Él se terminó toda la sopa. Seo-young, que no había probado ni una cuchara, sintió alivio.
—¿Hm?
Al abrir la caja, con muchas ansias, solo vio un sobre dentro. ¿Sería una tarjeta de cumpleaños? Cualquier cosa servía. Cualquier obsequio de Seo-young era un regalo preciado para Yoon-woo. Abrió el sobre con los ojos llenos de expectación y se quedó inmóvil.
El silencio se apoderó de la mesa del comedor.
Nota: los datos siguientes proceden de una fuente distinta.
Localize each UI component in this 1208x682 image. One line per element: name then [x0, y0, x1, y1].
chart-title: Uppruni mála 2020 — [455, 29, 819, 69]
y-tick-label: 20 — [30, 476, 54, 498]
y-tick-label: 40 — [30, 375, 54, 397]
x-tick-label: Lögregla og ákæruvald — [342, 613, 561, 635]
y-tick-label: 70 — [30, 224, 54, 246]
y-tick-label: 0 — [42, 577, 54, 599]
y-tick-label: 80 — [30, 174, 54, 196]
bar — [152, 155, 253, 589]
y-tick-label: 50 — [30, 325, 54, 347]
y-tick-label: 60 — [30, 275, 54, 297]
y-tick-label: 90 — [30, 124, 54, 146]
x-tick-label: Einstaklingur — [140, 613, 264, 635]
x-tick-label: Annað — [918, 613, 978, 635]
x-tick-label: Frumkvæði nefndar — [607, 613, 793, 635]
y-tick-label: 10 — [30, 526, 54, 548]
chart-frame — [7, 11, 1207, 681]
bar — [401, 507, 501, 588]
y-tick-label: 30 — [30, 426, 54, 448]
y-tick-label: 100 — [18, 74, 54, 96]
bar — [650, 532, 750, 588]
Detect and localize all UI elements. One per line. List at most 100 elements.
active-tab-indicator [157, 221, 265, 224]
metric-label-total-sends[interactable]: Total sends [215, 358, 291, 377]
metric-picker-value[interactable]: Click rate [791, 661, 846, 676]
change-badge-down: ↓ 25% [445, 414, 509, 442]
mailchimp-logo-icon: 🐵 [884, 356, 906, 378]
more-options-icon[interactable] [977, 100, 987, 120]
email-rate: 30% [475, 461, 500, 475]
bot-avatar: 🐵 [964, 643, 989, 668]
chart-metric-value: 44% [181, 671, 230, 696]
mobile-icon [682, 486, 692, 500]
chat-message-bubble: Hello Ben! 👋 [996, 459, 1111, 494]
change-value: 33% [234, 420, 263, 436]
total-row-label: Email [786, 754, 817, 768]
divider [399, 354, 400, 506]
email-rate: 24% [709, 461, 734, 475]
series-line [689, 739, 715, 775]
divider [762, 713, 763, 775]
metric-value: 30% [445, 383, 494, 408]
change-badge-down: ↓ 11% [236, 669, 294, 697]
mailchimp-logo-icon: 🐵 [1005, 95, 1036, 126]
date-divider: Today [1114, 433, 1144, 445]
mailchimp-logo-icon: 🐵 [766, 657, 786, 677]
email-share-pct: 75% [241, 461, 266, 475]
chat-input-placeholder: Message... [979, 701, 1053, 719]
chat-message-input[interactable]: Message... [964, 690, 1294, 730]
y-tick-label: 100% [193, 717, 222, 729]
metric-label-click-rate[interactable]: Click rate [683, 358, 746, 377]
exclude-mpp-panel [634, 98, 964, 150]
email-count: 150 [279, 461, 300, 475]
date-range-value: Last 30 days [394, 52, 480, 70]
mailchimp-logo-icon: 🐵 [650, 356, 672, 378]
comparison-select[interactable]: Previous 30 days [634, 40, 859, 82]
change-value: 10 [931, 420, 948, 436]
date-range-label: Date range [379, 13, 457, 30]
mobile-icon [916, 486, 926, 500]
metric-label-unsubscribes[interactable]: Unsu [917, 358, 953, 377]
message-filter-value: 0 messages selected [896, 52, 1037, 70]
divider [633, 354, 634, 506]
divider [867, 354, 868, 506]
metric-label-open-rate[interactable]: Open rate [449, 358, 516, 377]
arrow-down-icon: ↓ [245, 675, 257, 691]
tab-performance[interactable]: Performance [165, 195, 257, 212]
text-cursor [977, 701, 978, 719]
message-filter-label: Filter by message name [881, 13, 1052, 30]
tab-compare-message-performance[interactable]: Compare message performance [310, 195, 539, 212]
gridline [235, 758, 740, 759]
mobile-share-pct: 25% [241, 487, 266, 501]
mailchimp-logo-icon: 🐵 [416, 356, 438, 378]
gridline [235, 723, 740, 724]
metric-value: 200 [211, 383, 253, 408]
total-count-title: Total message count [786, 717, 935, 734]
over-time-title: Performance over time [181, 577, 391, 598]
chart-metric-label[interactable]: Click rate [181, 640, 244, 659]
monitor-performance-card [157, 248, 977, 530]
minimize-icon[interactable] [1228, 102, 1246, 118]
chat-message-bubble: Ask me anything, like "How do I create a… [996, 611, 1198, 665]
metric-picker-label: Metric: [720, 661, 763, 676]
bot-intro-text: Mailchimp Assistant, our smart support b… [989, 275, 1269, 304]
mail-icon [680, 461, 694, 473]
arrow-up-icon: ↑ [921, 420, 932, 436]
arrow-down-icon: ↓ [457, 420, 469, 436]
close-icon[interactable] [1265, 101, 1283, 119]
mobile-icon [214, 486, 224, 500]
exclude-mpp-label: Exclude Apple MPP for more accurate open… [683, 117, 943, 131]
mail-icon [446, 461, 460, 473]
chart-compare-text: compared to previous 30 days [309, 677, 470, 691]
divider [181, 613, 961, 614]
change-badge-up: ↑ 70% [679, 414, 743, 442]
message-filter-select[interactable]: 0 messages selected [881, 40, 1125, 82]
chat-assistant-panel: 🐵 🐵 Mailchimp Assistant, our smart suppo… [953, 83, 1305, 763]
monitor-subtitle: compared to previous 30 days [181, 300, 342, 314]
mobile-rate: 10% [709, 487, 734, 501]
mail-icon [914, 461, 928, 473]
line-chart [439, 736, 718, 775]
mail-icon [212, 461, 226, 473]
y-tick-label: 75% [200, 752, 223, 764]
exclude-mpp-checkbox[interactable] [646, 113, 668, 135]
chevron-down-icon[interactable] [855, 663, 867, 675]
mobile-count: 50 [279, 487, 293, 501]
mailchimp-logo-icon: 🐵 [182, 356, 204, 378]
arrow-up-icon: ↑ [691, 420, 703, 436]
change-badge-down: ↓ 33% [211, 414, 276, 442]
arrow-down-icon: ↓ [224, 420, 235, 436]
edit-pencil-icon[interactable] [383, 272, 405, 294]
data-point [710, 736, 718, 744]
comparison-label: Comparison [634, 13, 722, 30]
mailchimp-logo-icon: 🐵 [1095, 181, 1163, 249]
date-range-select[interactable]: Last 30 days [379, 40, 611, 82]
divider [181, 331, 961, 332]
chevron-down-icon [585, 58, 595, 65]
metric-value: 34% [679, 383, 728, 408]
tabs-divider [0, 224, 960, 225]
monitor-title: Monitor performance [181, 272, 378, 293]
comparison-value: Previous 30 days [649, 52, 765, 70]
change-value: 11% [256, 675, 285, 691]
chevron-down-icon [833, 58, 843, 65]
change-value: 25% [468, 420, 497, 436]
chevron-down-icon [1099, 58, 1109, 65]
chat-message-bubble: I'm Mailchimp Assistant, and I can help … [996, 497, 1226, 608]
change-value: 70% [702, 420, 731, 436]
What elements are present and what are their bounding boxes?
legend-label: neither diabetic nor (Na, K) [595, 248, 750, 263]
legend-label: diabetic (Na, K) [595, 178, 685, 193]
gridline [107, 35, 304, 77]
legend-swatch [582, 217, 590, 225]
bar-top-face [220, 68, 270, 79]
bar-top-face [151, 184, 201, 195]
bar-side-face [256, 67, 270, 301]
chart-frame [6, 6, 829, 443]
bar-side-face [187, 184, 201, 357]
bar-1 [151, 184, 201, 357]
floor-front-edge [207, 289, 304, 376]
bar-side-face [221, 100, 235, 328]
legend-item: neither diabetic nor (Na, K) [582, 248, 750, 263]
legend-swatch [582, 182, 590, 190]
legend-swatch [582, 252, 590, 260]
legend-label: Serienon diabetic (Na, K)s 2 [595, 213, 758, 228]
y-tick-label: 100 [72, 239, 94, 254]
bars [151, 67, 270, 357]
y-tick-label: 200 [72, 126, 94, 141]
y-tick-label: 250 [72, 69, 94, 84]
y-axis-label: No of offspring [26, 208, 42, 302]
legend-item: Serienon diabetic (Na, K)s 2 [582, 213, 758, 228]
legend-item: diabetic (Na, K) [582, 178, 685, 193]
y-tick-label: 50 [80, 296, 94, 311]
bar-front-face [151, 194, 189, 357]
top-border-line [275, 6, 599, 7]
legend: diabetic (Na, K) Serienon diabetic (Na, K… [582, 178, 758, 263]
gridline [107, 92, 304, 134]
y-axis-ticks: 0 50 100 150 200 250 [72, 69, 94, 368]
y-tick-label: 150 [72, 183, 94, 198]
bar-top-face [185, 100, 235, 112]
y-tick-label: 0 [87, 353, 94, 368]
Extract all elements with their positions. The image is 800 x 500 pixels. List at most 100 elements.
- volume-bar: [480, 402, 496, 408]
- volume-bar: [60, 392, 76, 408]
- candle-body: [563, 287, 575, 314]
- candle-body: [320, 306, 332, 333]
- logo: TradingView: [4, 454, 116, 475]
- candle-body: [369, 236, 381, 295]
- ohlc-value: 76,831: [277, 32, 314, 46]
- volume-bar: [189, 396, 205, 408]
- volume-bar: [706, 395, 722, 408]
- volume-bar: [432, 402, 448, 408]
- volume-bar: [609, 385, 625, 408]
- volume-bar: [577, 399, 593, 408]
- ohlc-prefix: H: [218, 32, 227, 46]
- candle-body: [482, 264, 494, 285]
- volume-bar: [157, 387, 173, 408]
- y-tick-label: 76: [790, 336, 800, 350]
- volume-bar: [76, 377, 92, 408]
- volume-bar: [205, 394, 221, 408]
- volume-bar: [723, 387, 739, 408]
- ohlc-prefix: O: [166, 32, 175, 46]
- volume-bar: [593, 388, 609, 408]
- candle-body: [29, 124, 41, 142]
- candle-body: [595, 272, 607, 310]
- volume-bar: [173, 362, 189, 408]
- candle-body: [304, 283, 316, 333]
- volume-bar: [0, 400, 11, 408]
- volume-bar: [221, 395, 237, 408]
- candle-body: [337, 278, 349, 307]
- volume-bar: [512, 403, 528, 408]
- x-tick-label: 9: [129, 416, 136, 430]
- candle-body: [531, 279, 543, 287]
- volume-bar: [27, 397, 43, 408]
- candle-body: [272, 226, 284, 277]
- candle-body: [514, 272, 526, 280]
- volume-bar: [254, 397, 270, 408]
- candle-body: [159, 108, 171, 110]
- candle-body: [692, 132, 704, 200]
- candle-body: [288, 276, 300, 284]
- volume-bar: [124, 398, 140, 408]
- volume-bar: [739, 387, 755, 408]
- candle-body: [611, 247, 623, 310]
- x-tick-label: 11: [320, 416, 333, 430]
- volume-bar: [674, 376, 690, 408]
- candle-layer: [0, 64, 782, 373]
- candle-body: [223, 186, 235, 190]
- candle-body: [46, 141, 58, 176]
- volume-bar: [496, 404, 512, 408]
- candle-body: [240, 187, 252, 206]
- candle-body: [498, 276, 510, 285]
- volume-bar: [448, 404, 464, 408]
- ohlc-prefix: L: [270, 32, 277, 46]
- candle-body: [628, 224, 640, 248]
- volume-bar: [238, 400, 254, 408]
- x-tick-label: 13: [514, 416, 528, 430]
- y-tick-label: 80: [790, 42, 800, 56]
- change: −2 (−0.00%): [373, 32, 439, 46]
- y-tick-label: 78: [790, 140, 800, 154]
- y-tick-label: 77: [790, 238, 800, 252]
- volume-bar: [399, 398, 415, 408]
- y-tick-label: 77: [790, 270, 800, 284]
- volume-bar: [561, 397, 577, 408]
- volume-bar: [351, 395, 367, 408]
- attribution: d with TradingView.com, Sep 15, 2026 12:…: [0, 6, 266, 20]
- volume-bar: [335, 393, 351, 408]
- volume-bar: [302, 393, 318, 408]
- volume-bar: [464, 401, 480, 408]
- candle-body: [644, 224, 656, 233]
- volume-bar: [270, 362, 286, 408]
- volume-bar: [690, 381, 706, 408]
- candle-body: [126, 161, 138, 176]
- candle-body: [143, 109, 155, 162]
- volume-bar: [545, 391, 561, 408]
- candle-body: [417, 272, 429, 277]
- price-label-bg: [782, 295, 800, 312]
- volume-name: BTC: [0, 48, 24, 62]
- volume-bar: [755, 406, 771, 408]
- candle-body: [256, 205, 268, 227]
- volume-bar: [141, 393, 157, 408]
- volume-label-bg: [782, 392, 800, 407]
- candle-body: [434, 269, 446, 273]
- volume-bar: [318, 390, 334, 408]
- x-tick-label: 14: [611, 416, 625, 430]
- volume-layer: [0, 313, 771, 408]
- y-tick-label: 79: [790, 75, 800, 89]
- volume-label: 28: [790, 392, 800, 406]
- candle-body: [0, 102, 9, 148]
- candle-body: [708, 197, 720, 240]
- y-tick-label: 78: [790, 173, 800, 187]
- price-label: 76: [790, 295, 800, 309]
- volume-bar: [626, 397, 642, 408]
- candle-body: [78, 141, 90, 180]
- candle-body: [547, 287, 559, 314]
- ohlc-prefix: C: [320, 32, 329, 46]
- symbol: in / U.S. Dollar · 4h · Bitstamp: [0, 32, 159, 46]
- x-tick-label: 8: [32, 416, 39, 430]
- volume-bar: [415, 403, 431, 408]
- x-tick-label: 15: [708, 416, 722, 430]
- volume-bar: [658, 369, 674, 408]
Seo-young observó la expresión de Yoon-woo. Después de sacar el contenido del sobre, permaneció rígido durante un largo rato. El regalo de cumpleaños que sostenía era una ecografía. Sus labios se movieron sin sonido hasta que finalmente logró hablar.
—¿Esto, es real?
Ella asintió en respuesta. Él alternó la mirada entre la imagen y ella, luego dejó escapar un suspiro. No lograba identificar la naturaleza de la emoción que lo embargaba, pero su cuerpo temblaba de una intensa emoción. Sostuvo la fotografía y las manos de ella juntas.
—Muchas gracias, de verdad… es el mejor regalo de cumpleaños.
—Una vez dijiste que tendríamos hijos como conejos y viviríamos felices para siempre…
Seo-young no pudo terminar su oración. Los labios de él tocaron el dorso de su mano suave. Un escalofrío le recorrió el brazo al sentir el contacto de sus labios ardientes.
Era un futuro que había creído que jamás llegaría.
La relación, que se había deteriorado de alguna manera, ya no podía recrear la atmósfera dulce y encantadora del pasado. Aunque aparentaba ser el mismo, Yoon-woo estaba constantemente ansioso, pendiente del estado de ánimo de Seo-young y tratando de leerle la mente. Creía que jamás podrían volver a ser como antes de la ruptura y pensaba que el futuro que habían soñado nunca llegaría.
Una relación inestable, como caminar sobre una cuerda floja.
Aunque habían registrado su matrimonio, el temor de que ella se cansara de él y desapareciera en cualquier momento siempre lo atormentaba. Apartó los labios del dorso de su mano y levantó la cabeza. Mientras ella le acariciaba la mejilla, él sonrió.
—Seo-young.
Sujetó con fuerza la mano que descansaba sobre su mejilla. Con ambas manos entre sus brazos, ella lo miró fijamente, sin expresión alguna. Habló con una expresión que hacía imposible discernir si estaba feliz o sufriendo.
—Te amo.
Ella no respondió su cariñosa confesión. Porque aceptar su amor ya era suficientemente abrumador.